Between 2005 and 2014, Akuto released 54 individual bottlings of Ichiro's Malt, each labeled with a playing card from the standard deck plus two jokers. Every bottle contained whisky from the rescued Hanyu stock -- liquid from a distillery that no longer existed, drawn from casks that had nearly been destroyed. The Card Series became the most sought-after collection in whisky. At Bonhams auctions, complete sets have broken the world record for a whisky series three times: in 2015, 2019, and 2020, when the full set fetched 1.52 million dollars. In 2025, a single bottle -- the Ten of Spades -- sold for 132,910 dollars. Between 2017 and 2025, Chichibu-produced whiskies won the World's Best award in their categories seven times at the World Whiskies Awards. In March 2024, Whisky Magazine inducted Akuto into its Hall of Fame, making him only the fifth Japanese figure ever honored.
The annual Chichibu Whisky Matsuri, launched in 2014 and held at Chichibu Shrine and the local products center, drew 4,000 attendees from Japan and abroad in 2024. The distillery's footprint continues to expand. In 2025, a third facility -- the Tomakomai Distillery in Hokkaido -- is scheduled to begin operations, producing grain whisky on a Coffey still to blend with malts from the two Chichibu distilleries and push Venture Whisky into international markets. It is a remarkable arc for a man who started with nothing but borrowed money and casks no one else wanted, in a mountain town whose name most whisky drinkers had never heard.

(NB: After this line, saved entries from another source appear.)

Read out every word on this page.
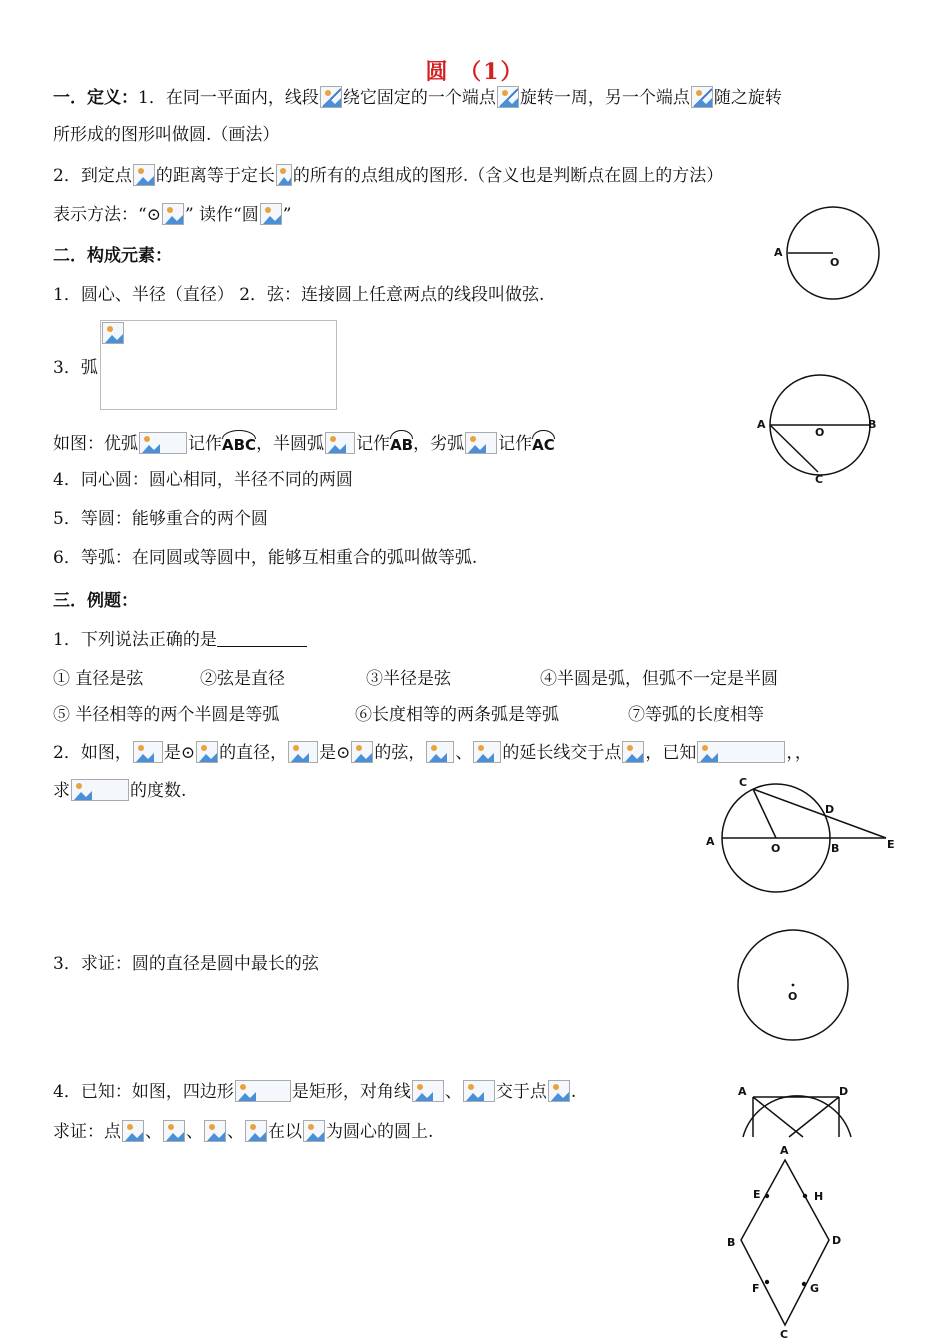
圆 （1）
一．定义：1．在同一平面内，线段 绕它固定的一个端点 旋转一周，另一个端点 随之旋转
所形成的图形叫做圆.（画法）
2．到定点 的距离等于定长 的所有的点组成的图形.（含义也是判断点在圆上的方法）
表示方法：“⊙ ” 读作“圆 ”
二．构成元素：
1．圆心、半径（直径） 2．弦：连接圆上任意两点的线段叫做弦.
3．弧
如图：优弧	记作ABC，半圆弧 记作AB，劣弧 记作AC
4．同心圆：圆心相同，半径不同的两圆
5．等圆：能够重合的两个圆
6．等弧：在同圆或等圆中，能够互相重合的弧叫做等弧.
三．例题：
1．下列说法正确的是
① 直径是弦	②弦是直径	③半径是弦	④半圆是弧，但弧不一定是半圆
⑤ 半径相等的两个半圆是等弧	⑥长度相等的两条弧是等弧	⑦等弧的长度相等
2．如图， 是⊙ 的直径， 是⊙ 的弦， 、 的延长线交于点 ，已知	，，
求	的度数.
3．求证：圆的直径是圆中最长的弦
4．已知：如图，四边形	是矩形，对角线 、 交于点 .
求证：点 、 、 、 在以 为圆心的圆上.
A
O
A
O
B
C
C
D
A
O	B	E
O
A	D
A
E	H
B	D
F	G
C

Located at 36.047N, 139.054E in the mountainous interior of Saitama Prefecture, roughly 80 km northwest of central Tokyo. The distillery sits in the Chichibu basin, a valley surrounded by forested peaks. From altitude, look for the distinctive cleared riverbanks of the Arakawa River winding through the basin. Nearest airports: Tokyo Haneda (RJTT) approximately 100 km southeast, Iruma Air Base (RJTJ) approximately 40 km east. The Chichibu mountains create moderate turbulence at lower altitudes; visibility is often excellent in autumn and winter, though summer haze can obscure the valley floor.